A ghostwriter is any writer who creates content for a project that will be presented under another name. As you are traveling in a bookstore, you might marvel at the sheer volume of works certain names such as Tom Clancy put out. In many cases, these books weren’t written by a single writer but rather many and then published under the big name. This arrangement is a good one for many writers, as it allows them to get work and valuable writing experience, while also benefiting the larger name by allowing more work under their aegis to get out.
Your blog might just benefit from hiring a ghostwriter for the same reasons. Every blog needs a writer to direct it, and blogs do best when guided by one or two voices in a consistent direction. Sometimes, however, the originator of a business or idea isn’t the one who can best capture that direction, and that’s when you should turn to a ghostwriter.
In no particular order, here are five reasons that many blogs choose to hire a ghostwriter for their content.
Reason #1 – They Can’t Write Appropriately
This isn’t referring to whether their content is polite or not, it simply refers to whether the “idea man” behind a project can generate content that fits the aim of the blog. Suppose, for example, you have someone who knows all about the world of competitive cooking as seen in Iron Chef. He knows the competitors’ ranks and accomplishments and wants to use the blog to promote interest in competitive cooking — even, perhaps, in his own cooking school.
The problem is, he can’t write in a way that catches the eye. His writing might be too technical, or rely on obscure factoids that don’t really do much to inspire the reader’s imagination. A ghostwriter, on the other hand, is all about the writing, and one of the best talents a writer can have is the ability to take someone else’s ideas and rephrase them in exciting, evocative language.
Reason #2 – Lack of Time
Many of the big blogs seen on the web weren’t startup ventures, but rather grew out of a company that already existed. Many companies have seen the success of blogs in other ventures, and have chosen to add one to their own site, much the same way they chose to add a website to their business when the web first got popular. This is a natural evolution and response to a changing market, and is not a bad idea. On the other hand, the owner is usually concerned with other issues and does not have time to devote to writing a blog.
In such cases, the natural step is to hire a ghostwriter. You want the articles to continue to go out in your company’s name, since the idea of the blog is to promote the company, but don’t have time to do it yourself because you are justifiably busy.

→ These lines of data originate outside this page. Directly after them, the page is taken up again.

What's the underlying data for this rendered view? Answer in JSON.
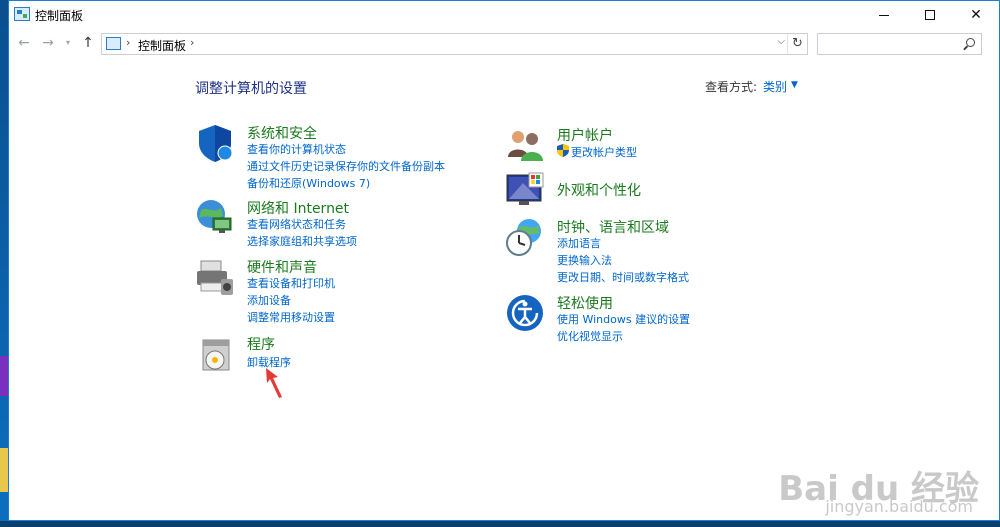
{
  "window": {
    "title": "控制面板",
    "minimize_glyph": "",
    "maximize_glyph": "",
    "close_glyph": "✕"
  },
  "nav": {
    "back": "←",
    "forward": "→",
    "recent": "▾",
    "up": "↑",
    "address_sep": "›",
    "address_text": "控制面板",
    "address_sep2": "›",
    "dropdown": "⌵",
    "refresh": "↻",
    "search_placeholder": ""
  },
  "main": {
    "heading": "调整计算机的设置",
    "view_by_label": "查看方式:",
    "view_by_value": "类别",
    "view_by_caret": "▼"
  },
  "categories": {
    "system": {
      "title": "系统和安全",
      "links": [
        "查看你的计算机状态",
        "通过文件历史记录保存你的文件备份副本",
        "备份和还原(Windows 7)"
      ]
    },
    "network": {
      "title": "网络和 Internet",
      "links": [
        "查看网络状态和任务",
        "选择家庭组和共享选项"
      ]
    },
    "hardware": {
      "title": "硬件和声音",
      "links": [
        "查看设备和打印机",
        "添加设备",
        "调整常用移动设置"
      ]
    },
    "programs": {
      "title": "程序",
      "links": [
        "卸载程序"
      ]
    },
    "users": {
      "title": "用户帐户",
      "links": [
        "更改帐户类型"
      ]
    },
    "appearance": {
      "title": "外观和个性化",
      "links": []
    },
    "clock": {
      "title": "时钟、语言和区域",
      "links": [
        "添加语言",
        "更换输入法",
        "更改日期、时间或数字格式"
      ]
    },
    "ease": {
      "title": "轻松使用",
      "links": [
        "使用 Windows 建议的设置",
        "优化视觉显示"
      ]
    }
  },
  "watermark": {
    "text": "Bai du 经验",
    "sub": "jingyan.baidu.com"
  },
  "colors": {
    "heading": "#1e3287",
    "category_title": "#1b7a1e",
    "link": "#0066cc",
    "desktop": "#0b5fa5"
  }
}
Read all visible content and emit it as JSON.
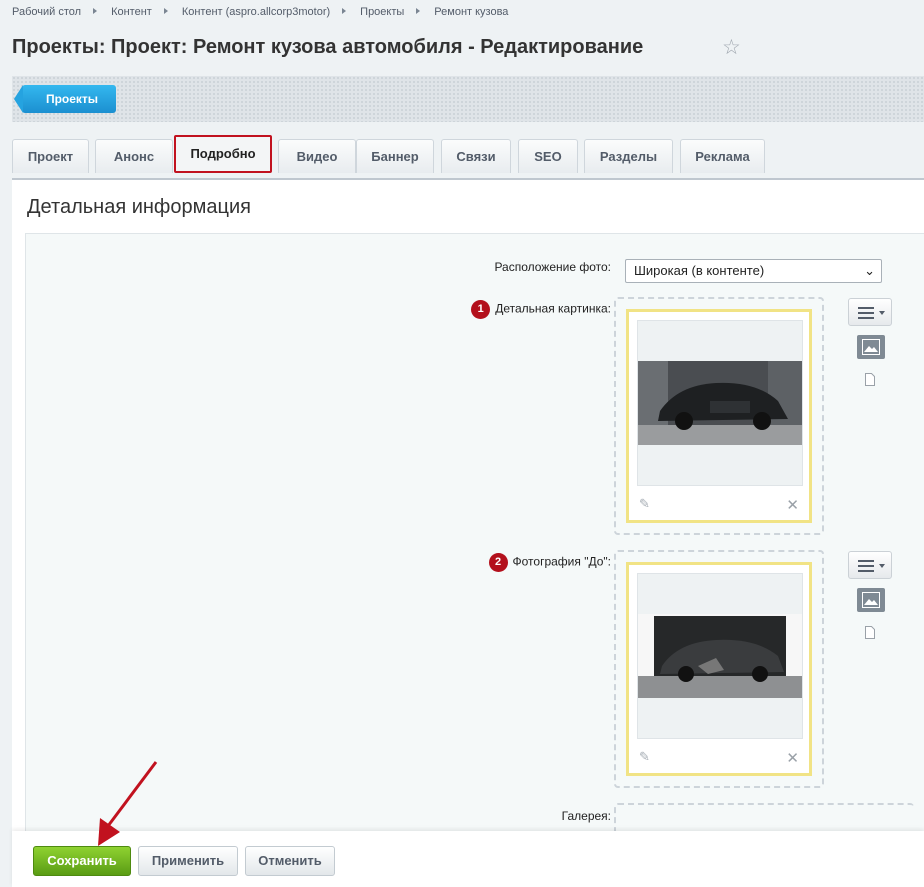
{
  "breadcrumb": [
    "Рабочий стол",
    "Контент",
    "Контент (aspro.allcorp3motor)",
    "Проекты",
    "Ремонт кузова"
  ],
  "page": {
    "title": "Проекты: Проект: Ремонт кузова автомобиля - Редактирование",
    "favorite_icon": "star-icon"
  },
  "toolbar": {
    "back_label": "Проекты"
  },
  "tabs": [
    {
      "label": "Проект"
    },
    {
      "label": "Анонс"
    },
    {
      "label": "Подробно",
      "active": true
    },
    {
      "label": "Видео"
    },
    {
      "label": "Баннер"
    },
    {
      "label": "Связи"
    },
    {
      "label": "SEO"
    },
    {
      "label": "Разделы"
    },
    {
      "label": "Реклама"
    }
  ],
  "section": {
    "title": "Детальная информация"
  },
  "fields": {
    "photo_position": {
      "label": "Расположение фото:",
      "value": "Широкая (в контенте)"
    },
    "detail_image": {
      "badge": "1",
      "label": "Детальная картинка:"
    },
    "before_photo": {
      "badge": "2",
      "label": "Фотография \"До\":"
    },
    "gallery": {
      "label": "Галерея:"
    }
  },
  "actions": {
    "save": "Сохранить",
    "apply": "Применить",
    "cancel": "Отменить"
  },
  "colors": {
    "accent": "#1b8fd0",
    "save": "#5a9c14",
    "highlight": "#c1121f",
    "badge": "#b3101c"
  }
}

A ghostwriter can build a solid blog post in about an hour of work, and then move on to their other projects.
Reason #3 – Intermediate Perspective
There is a great deal to be said for being familiar with your product and your brand. You get to know subtleties and rhythms of the business that no outsider could appreciate. The problem is, your perspective is entirely different from that of your customers. They can’t get into the nitty gritty of your brand in a way you can.
In cases like these, the value of a ghostwriter lies in linking the outside views of your audience with the inside views of the company. You can communicate your passions directly to this writer, who can marry them to a perspective of those on the other side of the glass. Their intermediate presence crucially bridges the gap between brand and audience.
Reason #4 – Brand Protection
Writers are a notoriously prideful lot. Some of the fiercest legal battles are over intellectual property rights, and justly so. Creating a written body of work is a tremendous effort, and having it stolen or infringed upon is a terrible offense. On the other hand, a branded blog is not about the individual writer, it’s about the brand and what the brand represents.
By definition, a ghostwriter doesn’t take credit for their work. The work is put out in the name of the brand, or the site’s owner, as a means of projecting the brand forward. The ghostwriter is willing to take their pay without putting their own creative name on the work, which will benefit your brand because there isn’t an intermediate step. If you let one ghostwriter go, either because they move on to new things or you decide you need a new creative direction, there isn’t necessarily an indication of this to the outside world, and the brand’s voice continues.
Reason #5 – Flexibility and Freshness
Ghostwriters in the plural sense can do a blog good, too. If you maintain more than one at a time, you can ease the wear and tear that is associated with writing on the same general subject. Writers are like horses; you don’t want to ride them to death on the way there if you expect to get home. And since writing can be done anywhere, by anyone, anytime, you can cast your net far and wide in search of the two or three writers you need to best communicate your message.